Meaningful and/or lucrative scoring

Scoring wines is a funny business altogether, of course. In a recent spat over the bizarre practice of the great and good assembling in Bordeaux each spring to score Bordeaux wines, some of which have scarcely finished their malolactic fermentation, and few of which have been finally blended, British wine writer Stephen Brook related how “a well-known and highly informed British wine writer once gave a talk at a wine conference in the USA, at which he invited the audience to score works of art he illustrated with a slide show. The point was well made: scores may be a necessary evil, but they are intrinsically absurd.” The same wine writer, Brooks says, is “one of the worst” when it comes to scoring. (Brooks’s article can be found here, while the equally eminent, but I suspect much richer, Tim Atkin, one of the implicitly and actually accused, wrote a response here.)

Precise scoring, if not judgementalism, is a practice I try to avoid, but succumb each year when it’s time to rate wines for Platter. But I seldom find it a nice – let alone easy – thing to do. A particular problem, maybe worse in South Africa now than ever, just because of the proliferation of styles, is how to reward (ie score) wines that don’t easily fit into the (more-or-less) established aesthetic. Christian Eedes sort-of alluded to this recently with regard to modern Cape cinsaut. Not, it scarcely needs saying, that Christian showed much irresolution in his scoring, but at least a few question marks hovered around the issue of whether a lightish, fresh cinsaut could get the same sort of big score as, say, a cabernet in established style. I myself have worried over exactly this issue – but, then, I seldom deploy the confidence in assigning value that so many critics (abler ones, no doubt) do.

Stephen Brook complains about “routinely stratospheric scoring”. It’s not just a problem for Bordeaux, this, but pretty universal. (Personally I feel it also applies to the Platters’ Guide, so I am implicated in it.) One of the reasons, of course, is money (and fame) for the scorer. If you want to sell your stickers advertising your scores to the producer, you’re far more likely to do so if you give a good score – I’m not necessarily accusing critics who sell these lucrative stickers of cynicism, just suggesting that it can’t help but be some sort of factor. High scores sell wines to insecure or ignorant customers.

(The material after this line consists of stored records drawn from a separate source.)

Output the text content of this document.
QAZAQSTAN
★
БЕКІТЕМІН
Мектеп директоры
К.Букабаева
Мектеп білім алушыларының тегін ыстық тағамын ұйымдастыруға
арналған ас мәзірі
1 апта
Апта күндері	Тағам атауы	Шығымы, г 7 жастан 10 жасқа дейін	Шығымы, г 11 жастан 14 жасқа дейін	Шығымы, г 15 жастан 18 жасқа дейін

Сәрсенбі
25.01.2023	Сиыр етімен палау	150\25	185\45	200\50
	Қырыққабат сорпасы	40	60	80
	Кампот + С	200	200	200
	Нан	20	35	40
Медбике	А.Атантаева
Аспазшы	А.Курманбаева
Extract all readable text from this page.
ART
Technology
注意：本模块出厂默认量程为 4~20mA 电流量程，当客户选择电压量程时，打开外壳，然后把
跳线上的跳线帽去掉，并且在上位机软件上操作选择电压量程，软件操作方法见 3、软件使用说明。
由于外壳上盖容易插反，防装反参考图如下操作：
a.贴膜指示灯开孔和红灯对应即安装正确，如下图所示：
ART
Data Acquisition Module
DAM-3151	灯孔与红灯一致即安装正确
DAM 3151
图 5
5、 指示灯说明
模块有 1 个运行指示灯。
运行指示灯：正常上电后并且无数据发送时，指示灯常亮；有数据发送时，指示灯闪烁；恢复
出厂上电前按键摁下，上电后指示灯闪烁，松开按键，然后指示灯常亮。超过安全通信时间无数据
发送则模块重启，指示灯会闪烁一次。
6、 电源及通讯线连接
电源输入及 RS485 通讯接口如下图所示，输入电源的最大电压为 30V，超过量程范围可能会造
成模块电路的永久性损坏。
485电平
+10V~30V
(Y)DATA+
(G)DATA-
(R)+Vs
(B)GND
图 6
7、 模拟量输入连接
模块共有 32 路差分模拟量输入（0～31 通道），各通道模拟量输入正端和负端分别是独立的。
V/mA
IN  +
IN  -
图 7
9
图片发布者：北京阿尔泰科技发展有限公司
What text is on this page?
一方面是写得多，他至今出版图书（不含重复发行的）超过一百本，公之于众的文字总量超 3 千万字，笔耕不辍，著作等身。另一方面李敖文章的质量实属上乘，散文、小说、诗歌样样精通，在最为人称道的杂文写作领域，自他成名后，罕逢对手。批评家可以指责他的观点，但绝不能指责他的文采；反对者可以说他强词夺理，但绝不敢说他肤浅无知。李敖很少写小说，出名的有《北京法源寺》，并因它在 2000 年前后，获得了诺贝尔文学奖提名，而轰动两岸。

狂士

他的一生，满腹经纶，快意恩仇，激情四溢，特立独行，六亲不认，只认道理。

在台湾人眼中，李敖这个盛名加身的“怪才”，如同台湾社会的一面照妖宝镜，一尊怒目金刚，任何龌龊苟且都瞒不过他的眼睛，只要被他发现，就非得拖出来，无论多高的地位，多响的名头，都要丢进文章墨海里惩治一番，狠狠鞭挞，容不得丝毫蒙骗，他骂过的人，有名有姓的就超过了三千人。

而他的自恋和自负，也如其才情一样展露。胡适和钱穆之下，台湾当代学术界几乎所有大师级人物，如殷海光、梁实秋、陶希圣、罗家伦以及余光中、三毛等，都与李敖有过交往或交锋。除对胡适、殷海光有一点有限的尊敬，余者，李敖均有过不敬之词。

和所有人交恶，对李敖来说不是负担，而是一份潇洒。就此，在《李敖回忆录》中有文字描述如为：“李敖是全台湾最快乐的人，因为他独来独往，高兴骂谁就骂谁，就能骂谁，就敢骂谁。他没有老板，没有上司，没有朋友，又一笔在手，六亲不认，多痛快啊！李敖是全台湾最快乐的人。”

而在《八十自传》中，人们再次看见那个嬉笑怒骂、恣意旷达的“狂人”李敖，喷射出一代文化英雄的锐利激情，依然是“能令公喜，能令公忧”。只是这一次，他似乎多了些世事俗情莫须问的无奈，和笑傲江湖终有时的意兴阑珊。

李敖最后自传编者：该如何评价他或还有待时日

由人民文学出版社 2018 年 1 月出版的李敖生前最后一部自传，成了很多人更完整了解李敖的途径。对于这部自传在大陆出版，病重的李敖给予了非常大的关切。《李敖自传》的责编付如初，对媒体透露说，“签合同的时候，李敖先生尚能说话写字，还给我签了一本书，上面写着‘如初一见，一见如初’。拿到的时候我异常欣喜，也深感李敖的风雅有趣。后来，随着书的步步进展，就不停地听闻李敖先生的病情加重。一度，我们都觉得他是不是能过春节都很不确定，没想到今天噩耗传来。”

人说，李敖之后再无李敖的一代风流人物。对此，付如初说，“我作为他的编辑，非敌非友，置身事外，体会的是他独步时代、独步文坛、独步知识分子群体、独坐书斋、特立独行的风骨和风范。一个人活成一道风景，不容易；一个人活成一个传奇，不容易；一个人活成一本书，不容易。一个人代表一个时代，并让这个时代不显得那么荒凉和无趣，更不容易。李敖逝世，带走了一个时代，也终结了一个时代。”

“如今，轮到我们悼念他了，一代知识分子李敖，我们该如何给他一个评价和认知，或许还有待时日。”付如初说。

I asked Roland Peens of Wine Cellar, a retailer for whom I have respect, why the only local scores he ever cited were those of Christian Eedes (with whom, incidentally, his business has a commercial relationship). Why not those of Michael Fridjhon, a widely well regarded judge, whose business is entirely built around rating wines? Partly, it seems, because MF tends not to be involved with the cutting edge wines that Wine Cellar (to its great credit) pushes; but also partly because Fridjhon’s scores are on a scale that is too low.

For Michael, a wine scoring in the 70s is “good to very good”, while such a score would be regarded as pretty insulting by most users of the 100-point system; For Christian, a wine scoring thus is “Poor – plain and simple”. A wine getting in the 80s for Michael is an “excellent wine of distinction”, while for Christian a wine must get over 90 to be excellent; in the 80s it is “Very good – may represent a bargain depending on the price point”.

Whose scores (especially given that Christian represents the international, ie American, norm) is a retailer – or a producer – more like to quote? It is interesting as well as admirable, perhaps, of course, that Michael Fridjhon – who understands the situation and is not known for being averse to commercial success – is seemingly too proud to adjust to the higher and narrower range norm which would give his ratings more publicity, and his website a greater chance of success. The sort of narrow range of high scores, of course, that Stephen Brook sneers at.

But I find I’ve sidetracked myself – I wanted to say something about the real difficulty in scoring wines for Platter’s which deviate from the aesthetic norm in BOTH directions: towards more natural, fresh and low-alcohol styles, as well as towards extremes of the big, sweet, ultra-ripe tendency. My blogging is much reduced at present, I fear, but I fully intend to return to this matter on a hopefully refreshed and non-loadshed tomorrow.